Abstract

Sparse component analysis (SCA), also known as complete dictionary learning, is the following problem: Given an input matrix $M$ and an integer $r$, find a dictionary $D$ with $r$ columns and a matrix $B$ with $k$-sparse columns (that is, each column of $B$ has at most $k$ non-zero entries) such that $M \approx DB$. A key issue in SCA is identifiability, that is, characterizing the conditions under which $D$ and $B$ are essentially unique (that is, they are unique up to permutation and scaling of the columns of $D$ and rows of $B$). Although SCA has been vastly investigated in the last two decades, only a few works have tackled this issue in the deterministic scenario, and no work provides reasonable bounds in the minimum number of samples (that is, columns of $M$) that leads to identifiability. In this work, we provide new results in the deterministic scenario when the data has a low-rank structure, that is, when $D$ is (under)complete.
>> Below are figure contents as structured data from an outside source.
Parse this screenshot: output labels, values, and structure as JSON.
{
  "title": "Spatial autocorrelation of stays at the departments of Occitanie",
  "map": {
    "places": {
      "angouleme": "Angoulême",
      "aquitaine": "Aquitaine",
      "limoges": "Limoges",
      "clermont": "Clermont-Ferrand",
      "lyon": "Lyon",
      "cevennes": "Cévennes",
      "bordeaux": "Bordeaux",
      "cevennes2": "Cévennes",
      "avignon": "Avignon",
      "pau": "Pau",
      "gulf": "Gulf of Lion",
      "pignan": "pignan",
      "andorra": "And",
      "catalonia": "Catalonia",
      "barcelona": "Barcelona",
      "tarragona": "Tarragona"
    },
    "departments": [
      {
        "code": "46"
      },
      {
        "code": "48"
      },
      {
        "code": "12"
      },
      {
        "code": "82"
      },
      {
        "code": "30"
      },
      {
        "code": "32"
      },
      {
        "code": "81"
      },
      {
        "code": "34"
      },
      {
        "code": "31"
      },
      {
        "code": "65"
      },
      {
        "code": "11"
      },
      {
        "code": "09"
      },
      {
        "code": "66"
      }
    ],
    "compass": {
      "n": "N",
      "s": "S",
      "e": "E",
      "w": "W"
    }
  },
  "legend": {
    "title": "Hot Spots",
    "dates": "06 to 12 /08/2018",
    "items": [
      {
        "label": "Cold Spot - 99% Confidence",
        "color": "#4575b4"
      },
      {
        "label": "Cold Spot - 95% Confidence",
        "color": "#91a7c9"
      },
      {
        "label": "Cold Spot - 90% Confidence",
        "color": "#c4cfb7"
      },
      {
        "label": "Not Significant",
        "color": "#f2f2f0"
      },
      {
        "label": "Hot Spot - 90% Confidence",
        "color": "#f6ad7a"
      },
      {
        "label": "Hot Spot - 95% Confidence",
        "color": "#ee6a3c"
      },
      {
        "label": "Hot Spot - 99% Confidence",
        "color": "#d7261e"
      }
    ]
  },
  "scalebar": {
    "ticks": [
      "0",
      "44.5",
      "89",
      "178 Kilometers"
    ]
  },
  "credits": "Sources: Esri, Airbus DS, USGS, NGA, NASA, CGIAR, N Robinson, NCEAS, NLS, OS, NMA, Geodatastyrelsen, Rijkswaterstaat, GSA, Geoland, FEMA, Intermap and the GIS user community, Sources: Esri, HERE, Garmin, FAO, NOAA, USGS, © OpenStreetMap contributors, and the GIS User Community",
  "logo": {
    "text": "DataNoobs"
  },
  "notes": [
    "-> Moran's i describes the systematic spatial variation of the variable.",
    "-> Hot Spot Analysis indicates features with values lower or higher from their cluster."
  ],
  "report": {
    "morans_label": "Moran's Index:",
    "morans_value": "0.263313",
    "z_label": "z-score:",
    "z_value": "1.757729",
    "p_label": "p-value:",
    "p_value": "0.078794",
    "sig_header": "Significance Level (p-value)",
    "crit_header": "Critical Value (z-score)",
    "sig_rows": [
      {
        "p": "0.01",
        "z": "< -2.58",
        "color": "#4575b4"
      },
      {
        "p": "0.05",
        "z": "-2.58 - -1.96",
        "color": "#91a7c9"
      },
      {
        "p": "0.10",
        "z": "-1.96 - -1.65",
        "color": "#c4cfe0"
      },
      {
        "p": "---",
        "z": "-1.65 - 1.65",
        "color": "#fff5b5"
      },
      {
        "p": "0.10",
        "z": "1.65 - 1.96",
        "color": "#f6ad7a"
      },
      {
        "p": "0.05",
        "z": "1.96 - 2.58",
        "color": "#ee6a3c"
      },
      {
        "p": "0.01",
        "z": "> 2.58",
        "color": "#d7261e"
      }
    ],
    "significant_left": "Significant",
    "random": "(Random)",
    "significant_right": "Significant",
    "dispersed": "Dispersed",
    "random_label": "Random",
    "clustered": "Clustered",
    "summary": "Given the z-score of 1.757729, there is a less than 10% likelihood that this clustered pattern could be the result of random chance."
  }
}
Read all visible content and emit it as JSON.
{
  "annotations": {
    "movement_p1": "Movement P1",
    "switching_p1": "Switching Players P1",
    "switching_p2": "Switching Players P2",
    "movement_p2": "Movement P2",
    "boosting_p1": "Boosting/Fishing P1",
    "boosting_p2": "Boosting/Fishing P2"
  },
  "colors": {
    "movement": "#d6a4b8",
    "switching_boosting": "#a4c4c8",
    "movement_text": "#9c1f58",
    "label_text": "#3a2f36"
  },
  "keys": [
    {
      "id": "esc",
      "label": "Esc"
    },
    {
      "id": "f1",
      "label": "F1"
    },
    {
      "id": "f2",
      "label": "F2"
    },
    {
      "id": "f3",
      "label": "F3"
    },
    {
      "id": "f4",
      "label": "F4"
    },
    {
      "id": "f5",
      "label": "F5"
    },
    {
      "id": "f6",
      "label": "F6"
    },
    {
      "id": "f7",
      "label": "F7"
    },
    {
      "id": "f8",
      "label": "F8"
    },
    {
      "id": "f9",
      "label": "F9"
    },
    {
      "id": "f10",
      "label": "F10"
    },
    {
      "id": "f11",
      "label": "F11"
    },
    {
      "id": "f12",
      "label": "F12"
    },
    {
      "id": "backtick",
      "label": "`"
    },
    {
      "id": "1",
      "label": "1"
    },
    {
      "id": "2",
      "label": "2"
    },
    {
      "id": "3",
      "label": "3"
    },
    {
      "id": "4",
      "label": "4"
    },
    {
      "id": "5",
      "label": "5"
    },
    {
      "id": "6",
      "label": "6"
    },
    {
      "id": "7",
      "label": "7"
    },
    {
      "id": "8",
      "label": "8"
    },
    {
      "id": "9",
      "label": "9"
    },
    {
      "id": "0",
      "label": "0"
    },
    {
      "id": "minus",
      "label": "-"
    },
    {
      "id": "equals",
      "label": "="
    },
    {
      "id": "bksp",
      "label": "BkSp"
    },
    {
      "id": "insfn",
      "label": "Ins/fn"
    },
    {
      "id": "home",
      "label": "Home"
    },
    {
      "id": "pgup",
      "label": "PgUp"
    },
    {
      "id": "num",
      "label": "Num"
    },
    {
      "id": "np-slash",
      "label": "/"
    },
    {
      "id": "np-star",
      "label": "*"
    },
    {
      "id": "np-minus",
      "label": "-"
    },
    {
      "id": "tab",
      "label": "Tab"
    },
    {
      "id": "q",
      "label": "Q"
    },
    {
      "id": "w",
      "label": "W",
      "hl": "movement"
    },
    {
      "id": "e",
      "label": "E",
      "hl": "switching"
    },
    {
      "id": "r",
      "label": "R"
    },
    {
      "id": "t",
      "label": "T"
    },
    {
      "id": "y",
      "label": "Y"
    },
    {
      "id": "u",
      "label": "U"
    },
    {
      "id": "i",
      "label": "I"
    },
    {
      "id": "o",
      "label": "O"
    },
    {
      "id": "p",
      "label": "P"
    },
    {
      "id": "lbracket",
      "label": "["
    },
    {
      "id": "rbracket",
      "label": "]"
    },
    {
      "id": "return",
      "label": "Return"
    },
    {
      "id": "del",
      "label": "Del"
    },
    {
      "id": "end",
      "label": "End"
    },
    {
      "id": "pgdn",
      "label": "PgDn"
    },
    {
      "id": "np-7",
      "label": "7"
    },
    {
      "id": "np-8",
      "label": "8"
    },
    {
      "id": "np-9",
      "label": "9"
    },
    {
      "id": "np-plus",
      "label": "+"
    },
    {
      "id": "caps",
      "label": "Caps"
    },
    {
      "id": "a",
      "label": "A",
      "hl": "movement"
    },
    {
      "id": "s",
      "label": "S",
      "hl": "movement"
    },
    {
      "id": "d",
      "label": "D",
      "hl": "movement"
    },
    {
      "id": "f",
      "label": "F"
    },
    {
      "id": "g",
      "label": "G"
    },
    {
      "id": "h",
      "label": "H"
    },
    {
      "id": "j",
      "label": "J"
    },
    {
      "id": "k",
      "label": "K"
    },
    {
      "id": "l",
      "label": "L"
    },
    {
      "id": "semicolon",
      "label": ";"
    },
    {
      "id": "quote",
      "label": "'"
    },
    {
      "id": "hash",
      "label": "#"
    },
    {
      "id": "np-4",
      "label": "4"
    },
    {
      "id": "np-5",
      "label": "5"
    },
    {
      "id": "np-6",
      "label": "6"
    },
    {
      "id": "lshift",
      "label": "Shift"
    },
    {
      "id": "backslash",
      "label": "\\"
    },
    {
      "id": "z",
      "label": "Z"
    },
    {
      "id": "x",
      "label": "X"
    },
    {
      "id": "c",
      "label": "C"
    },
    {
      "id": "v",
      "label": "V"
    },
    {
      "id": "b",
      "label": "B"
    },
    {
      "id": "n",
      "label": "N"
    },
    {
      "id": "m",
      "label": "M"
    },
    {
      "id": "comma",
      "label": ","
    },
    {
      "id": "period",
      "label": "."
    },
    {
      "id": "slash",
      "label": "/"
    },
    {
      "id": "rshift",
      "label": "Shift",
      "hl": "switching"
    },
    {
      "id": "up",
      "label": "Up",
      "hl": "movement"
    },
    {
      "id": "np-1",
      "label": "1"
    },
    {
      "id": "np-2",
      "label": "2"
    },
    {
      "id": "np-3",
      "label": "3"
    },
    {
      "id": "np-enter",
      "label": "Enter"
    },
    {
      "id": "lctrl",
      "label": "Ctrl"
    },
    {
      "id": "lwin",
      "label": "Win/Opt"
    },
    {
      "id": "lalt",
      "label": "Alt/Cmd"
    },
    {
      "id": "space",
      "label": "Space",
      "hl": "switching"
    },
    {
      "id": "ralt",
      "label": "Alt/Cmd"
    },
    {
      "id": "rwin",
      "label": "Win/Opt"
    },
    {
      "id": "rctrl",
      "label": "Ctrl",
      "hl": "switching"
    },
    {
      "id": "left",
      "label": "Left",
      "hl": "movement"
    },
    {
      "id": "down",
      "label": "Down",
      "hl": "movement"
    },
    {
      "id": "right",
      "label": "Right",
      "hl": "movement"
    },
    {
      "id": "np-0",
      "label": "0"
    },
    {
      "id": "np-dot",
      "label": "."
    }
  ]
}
While previous bounds feature a combinatorial term $r \choose k$, we exhibit a sufficient condition involving $\mathcal{O}(r^3/(r-k)^2)$ samples that yields an essentially unique decomposition, as long as these data points are well spread among the subspaces spanned by $r-1$ columns of $D$. We also exhibit a necessary lower bound on the number of samples that contradicts previous results in the literature when $k$ equals $r-1$. Our bounds provide a drastic improvement compared to the state of the art, and imply for example that for a fixed proportion of zeros (constant and independent of $r$, e.g., 10\% of zero entries in $B$), one only requires $\mathcal{O}(r)$ data points to guarantee identifiability.